“Não há terras mais belas, em todo o território português, do que os Açores. Nem em nenhum outro país europeu. Os campos são ainda mais exuberantes do que o verde Minho ou Irlanda; as lagoas, mais lendárias e sobrenaturais do que as da Escócia ou os mil lagos finlandeses; a arquitectura da paisagem, que sobe a costa até ao interior em grandes e caprichosos arcos montanhosos, nada fica a dever às alturas de montanha que movem e encantam o olhar da Europa – isto dizem-no os próprios europeus que ali viajavam.”
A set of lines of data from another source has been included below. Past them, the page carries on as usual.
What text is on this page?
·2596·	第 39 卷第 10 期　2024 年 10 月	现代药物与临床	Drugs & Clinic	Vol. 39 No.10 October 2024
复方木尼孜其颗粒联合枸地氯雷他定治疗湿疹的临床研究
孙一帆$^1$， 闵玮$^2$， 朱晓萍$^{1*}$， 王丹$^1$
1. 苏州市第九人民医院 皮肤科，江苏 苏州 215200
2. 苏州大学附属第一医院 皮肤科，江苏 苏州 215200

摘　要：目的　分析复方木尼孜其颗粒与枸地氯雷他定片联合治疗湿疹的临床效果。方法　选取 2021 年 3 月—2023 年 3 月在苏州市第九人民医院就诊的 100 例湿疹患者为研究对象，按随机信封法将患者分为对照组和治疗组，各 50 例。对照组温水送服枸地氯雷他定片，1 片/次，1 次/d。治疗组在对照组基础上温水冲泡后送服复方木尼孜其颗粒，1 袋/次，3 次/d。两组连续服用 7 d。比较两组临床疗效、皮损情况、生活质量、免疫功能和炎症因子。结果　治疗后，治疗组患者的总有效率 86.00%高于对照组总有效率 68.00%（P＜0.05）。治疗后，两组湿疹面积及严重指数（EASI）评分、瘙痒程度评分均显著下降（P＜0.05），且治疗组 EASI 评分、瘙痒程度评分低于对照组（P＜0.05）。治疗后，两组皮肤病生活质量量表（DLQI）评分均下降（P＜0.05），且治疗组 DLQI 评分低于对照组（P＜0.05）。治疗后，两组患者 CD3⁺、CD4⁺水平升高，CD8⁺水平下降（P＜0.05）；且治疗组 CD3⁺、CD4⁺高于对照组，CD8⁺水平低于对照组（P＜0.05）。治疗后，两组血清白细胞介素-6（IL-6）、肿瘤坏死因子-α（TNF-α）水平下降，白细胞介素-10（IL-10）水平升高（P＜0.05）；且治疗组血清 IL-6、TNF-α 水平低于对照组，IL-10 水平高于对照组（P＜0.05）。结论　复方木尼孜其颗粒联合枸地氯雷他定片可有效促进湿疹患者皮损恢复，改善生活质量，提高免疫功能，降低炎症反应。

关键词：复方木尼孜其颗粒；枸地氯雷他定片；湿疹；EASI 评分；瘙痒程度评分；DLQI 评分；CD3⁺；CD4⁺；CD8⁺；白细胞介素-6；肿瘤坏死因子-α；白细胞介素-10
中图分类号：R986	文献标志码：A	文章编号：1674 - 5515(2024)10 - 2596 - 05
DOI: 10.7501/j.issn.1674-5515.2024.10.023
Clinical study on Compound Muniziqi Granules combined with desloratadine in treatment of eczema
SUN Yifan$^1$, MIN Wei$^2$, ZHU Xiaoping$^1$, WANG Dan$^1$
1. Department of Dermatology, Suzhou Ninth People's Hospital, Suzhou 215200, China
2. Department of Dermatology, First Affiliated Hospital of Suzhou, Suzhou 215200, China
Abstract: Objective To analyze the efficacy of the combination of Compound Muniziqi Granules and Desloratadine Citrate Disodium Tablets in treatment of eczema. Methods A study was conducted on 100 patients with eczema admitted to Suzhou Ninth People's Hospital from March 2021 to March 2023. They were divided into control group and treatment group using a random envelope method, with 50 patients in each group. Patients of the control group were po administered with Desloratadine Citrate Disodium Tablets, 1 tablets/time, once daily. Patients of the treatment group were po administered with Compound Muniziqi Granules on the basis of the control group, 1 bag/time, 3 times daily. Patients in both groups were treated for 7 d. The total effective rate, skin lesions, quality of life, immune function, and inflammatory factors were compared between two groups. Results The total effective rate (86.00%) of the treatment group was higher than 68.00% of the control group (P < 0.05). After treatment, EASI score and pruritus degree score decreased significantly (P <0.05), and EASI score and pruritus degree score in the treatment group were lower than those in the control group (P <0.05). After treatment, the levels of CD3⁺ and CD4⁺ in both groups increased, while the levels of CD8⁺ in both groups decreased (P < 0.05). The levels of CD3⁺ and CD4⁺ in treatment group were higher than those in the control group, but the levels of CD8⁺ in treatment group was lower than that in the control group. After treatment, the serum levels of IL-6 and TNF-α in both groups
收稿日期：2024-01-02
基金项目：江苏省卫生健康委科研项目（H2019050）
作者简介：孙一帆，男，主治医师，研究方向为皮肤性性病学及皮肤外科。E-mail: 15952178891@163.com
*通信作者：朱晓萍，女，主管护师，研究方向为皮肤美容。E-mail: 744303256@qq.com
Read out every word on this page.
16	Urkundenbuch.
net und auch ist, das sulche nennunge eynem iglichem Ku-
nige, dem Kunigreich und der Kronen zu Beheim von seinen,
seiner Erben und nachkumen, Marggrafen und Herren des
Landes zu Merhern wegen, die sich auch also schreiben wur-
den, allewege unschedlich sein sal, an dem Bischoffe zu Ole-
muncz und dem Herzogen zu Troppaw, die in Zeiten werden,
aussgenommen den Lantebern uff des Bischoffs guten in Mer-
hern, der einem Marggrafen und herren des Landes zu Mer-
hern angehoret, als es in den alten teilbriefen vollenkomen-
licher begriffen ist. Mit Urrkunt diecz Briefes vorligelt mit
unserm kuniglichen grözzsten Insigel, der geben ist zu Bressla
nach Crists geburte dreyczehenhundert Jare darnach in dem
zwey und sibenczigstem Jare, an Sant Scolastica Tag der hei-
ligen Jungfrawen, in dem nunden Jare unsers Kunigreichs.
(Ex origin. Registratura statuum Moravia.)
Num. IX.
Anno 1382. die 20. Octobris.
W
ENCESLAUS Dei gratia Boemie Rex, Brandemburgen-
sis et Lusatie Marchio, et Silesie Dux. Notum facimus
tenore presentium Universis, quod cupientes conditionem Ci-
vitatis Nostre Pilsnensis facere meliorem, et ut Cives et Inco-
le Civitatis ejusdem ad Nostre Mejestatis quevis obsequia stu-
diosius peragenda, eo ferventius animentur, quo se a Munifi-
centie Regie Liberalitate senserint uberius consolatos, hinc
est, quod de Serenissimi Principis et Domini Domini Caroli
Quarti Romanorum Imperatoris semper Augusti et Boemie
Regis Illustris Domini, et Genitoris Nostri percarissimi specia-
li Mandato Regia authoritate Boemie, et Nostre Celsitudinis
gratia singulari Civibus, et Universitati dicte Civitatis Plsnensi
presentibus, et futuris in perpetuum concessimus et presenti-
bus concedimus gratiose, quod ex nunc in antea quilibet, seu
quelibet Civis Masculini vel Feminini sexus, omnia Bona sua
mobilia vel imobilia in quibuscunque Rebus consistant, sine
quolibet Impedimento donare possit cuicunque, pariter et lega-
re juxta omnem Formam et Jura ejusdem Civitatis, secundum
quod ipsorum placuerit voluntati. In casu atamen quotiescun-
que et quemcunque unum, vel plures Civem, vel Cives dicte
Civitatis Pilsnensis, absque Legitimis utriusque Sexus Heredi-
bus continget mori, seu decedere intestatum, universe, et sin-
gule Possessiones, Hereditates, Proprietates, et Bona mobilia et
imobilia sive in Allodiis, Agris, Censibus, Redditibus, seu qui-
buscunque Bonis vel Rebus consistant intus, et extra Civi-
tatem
No ano em que João de Melo foi galardoado com o Prémio Vergílio Ferreira, instituído pela Universidade como um reconhecimento máximo da obra literária de um autor português, a Dom Quixote relança, numa edição mais pequena – quase equivalente às de bolso, fáceis de transportar –, o seu livro “Açores – O Segredo das Ilhas” (Dom Quixote, 2016 – reedição).
Escrever sobre viagens é colocar de lado a possibilidade do esquecimento, guardando no papel e através das palavras, os lugares mais belos registados pelos olhos de quem viaja. Descrever os Açores não é tarefa fácil mas ninguém melhor do que o autor, com as suas “origens islenhas”, para dar a conhecer os mais belos lugares de Portugal.
“Açores – O Segredo das Ilhas” resulta de duas viagens realizadas às nove ilhas dos Açores em 1997. Indo de “ilha após ilha, e de terra em terra, por entre segredos”, João de Melo ouviu histórias, à medida que revia e vivia “as cores e maravilhas” de uma paisagem já conhecida “na sua quase totalidade, de anteriores visitas e de outras andanças”. De bloco de notas na mão, possivelmente com uma câmara fotográfica da época – se tal já fosse possível – nas mãos, cada pormenor pertencente a cada ilha mereceu a atenção do autor, através de belos textos. Percursos, visões – ou vislumbres, no momento em que João de Melo descreve as paisagens, ao olhar para elas –, histórias e descrições dão vida e sentido a este Açores.
Cada ilha tem as suas características, as suas distinções geográficas ou, até mesmo, a sua personalidade. Como é o caso do Corvo, com a costa mais redonda e mais certinha e elevada dos Açores (“Ela é a base segura e alargada deste grande búzio, caracol de ilha, aba de uma cornucópia bojuda”) ou da ilha das Flores, com os caminhos para as lagos e caldeiras serem uma distinção para a beleza da paisagem (“É toda uma arquitectura de montanha, obra de tão profundos contrastes”). Há um caminho a ser percorrido a partir da primeira página deste livro: é o leitor que o escolhe. Desde seguir à risca a ordem de todos os textos do autor ao longo da obra, ou saltar entre todos – sem nunca saber escolher qual a próxima ilha a visitar –, cabe ao leitor decidir. É uma viagem planeada desde o primeiro texto até ao último, um elogio máximo a estas tão formosas ilhas portuguesas.
Ao contrário da primeira edição de 2000, faltam-lhe as imagens e quadros utilizados como ilustração das palavras, mas o tamanho de bolso compensa plenamente. É um pleno convite para ser levado em qualquer mala sem fazer peso, numa época em que se dá cada vez mais valor ao transporte máximo de obras com o mínimo peso possível. Dizem que uma imagem vale mais do que mil palavras, mas neste “Açores” é precisamente o contrário: uma palavra vale mais do que mil imagens. As descrições e as histórias contadas por João de Melo são de uma qualidade extrema, especialmente para um leitor desconhecedor das suas obras de ficção, com uma quase capacidade de transporte para o lugar físico.
Os viajantes são, provavelmente, os seres humanos mais ricos. Se forem capazes de olhar atentamente à sua volta, num território diferente, e crescerem a cada momento, são capazes de mudar a sua zona monótona e de conforto. Se forem capazes de colocar esse olhar em textos de qualidade, dão a oportunidade de milhares de leitores crescerem com as suas narrativas de viagens – e, tantas vezes, esses mesmos leitores podem não ter a possibilidade de saírem de quatro paredes. “Açores – O Segredo das Ilhas” é uma excelente e bela homenagem às ilhas dos Açores. Um forte guia literário, com algumas componentes turísticas, para os apreciadores de literatura de viagem.